An interview conducted on July 11, 2011, at 1:30 PM with EMP1 confirmed there was no documentation that eight deaths were referred to the Gift of Life Donor Program.
Tag No.: A0951
Based on a review of facility documents, facility policy, medical records (MR) and interview with staff (EMP), it was determined that the facility failed to comply with the required criteria as stated in the exception letter granting the use of alcohol based skin preparation solutions for eight of eight surgical records reviewed where alcohol based skin preparation solutions were used (MR10, MR11, MR12, MR13, MR14, MR15, MR25, and MR26).
Findings include:
A review on July 11, 2011, of facility's Operating Room policy, "Skin Preparation of Patients," effective July 2011 revealed: " ... 2. Operative site Antisepsis ... j. Confirmation of dry antimicrobial prepping agents is imperative prior to surgical draping in the case of alcohol containing compounds must be documented."
A review on July 11, 2011, of the exception letter dated April 7, 2007, revealed: "The facility shall ensure the skin preparation solution is completely dry prior to draping and shall inspect the prepped area to confirm it is dry prior to draping. The facility shall document in the patient's medical record that the above has occurred prior to the surgical procedure."
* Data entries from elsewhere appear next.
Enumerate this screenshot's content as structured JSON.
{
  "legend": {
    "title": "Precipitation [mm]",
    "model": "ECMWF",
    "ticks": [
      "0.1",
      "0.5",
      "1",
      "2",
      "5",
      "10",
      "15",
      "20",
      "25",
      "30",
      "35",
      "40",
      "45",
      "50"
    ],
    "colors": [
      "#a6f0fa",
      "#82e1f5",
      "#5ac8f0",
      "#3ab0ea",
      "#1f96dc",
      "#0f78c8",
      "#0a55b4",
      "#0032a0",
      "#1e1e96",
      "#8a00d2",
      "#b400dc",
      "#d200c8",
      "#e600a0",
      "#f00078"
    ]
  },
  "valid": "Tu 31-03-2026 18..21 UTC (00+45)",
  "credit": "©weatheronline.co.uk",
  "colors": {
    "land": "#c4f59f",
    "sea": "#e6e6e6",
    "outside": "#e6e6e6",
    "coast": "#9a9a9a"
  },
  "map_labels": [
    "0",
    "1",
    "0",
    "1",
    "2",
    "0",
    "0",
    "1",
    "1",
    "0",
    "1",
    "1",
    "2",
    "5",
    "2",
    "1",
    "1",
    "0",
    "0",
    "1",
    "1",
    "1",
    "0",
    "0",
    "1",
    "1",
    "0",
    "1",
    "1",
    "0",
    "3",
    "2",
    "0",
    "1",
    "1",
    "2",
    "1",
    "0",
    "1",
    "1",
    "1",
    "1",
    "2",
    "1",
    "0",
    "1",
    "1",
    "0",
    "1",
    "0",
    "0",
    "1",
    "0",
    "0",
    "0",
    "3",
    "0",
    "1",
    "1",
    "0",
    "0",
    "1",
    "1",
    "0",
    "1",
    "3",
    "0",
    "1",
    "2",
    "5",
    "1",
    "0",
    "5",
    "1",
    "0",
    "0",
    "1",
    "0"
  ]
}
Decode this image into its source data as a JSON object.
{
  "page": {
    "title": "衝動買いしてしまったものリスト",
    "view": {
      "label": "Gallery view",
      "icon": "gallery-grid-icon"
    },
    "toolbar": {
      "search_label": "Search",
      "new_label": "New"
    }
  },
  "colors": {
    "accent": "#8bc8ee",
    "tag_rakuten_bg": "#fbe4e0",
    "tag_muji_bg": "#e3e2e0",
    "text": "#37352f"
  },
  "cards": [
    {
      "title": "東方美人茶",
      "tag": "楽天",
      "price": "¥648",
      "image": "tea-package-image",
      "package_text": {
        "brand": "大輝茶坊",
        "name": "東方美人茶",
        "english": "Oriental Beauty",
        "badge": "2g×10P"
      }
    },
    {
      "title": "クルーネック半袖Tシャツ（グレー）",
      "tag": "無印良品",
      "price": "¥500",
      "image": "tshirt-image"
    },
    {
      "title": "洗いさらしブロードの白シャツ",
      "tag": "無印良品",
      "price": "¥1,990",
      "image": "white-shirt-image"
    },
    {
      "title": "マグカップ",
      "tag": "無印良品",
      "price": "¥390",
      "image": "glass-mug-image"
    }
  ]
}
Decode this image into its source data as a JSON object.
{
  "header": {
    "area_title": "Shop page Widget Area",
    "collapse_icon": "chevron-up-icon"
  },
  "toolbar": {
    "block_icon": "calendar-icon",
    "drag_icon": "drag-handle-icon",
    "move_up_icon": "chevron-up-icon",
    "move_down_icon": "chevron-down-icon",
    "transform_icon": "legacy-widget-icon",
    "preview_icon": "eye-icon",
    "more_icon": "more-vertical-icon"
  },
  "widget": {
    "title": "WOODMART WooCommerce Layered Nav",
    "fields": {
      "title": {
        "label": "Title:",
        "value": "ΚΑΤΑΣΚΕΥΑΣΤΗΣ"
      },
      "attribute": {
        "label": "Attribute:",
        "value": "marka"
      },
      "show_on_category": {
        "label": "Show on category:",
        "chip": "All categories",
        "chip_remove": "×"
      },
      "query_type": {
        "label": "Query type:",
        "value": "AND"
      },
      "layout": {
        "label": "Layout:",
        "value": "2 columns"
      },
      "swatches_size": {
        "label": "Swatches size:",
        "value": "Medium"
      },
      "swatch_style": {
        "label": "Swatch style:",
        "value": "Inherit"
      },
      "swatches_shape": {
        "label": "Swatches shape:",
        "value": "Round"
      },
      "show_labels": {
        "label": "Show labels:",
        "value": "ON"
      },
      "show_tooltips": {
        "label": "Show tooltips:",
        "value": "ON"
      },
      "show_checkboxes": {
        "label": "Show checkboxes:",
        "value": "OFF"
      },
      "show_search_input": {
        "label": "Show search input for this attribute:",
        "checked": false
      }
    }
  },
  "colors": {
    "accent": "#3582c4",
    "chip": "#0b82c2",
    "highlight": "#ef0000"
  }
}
A review on July 11-13, 2011, of MR10, MR11, MR12, MR13, MR14, MR15, MR25 and MR26 revealed that alcohol based skin preparations were used for these patients. There was no documentation in the medical records to indicate that the skin preparation solution was dry prior to draping the patients for the surgical procedures.
An interview conducted on July 11, at 1:00 PM with EMP6 confirmed that alcohol based skin preparations had been used for MR10, MR11, MR12, MR13, MR14, MR15, MR25 and MR26. Further interview with EMP6 confirmed that the facility did not document in the medical record that the solutions were dry prior to draping the patients for the surgical procedures.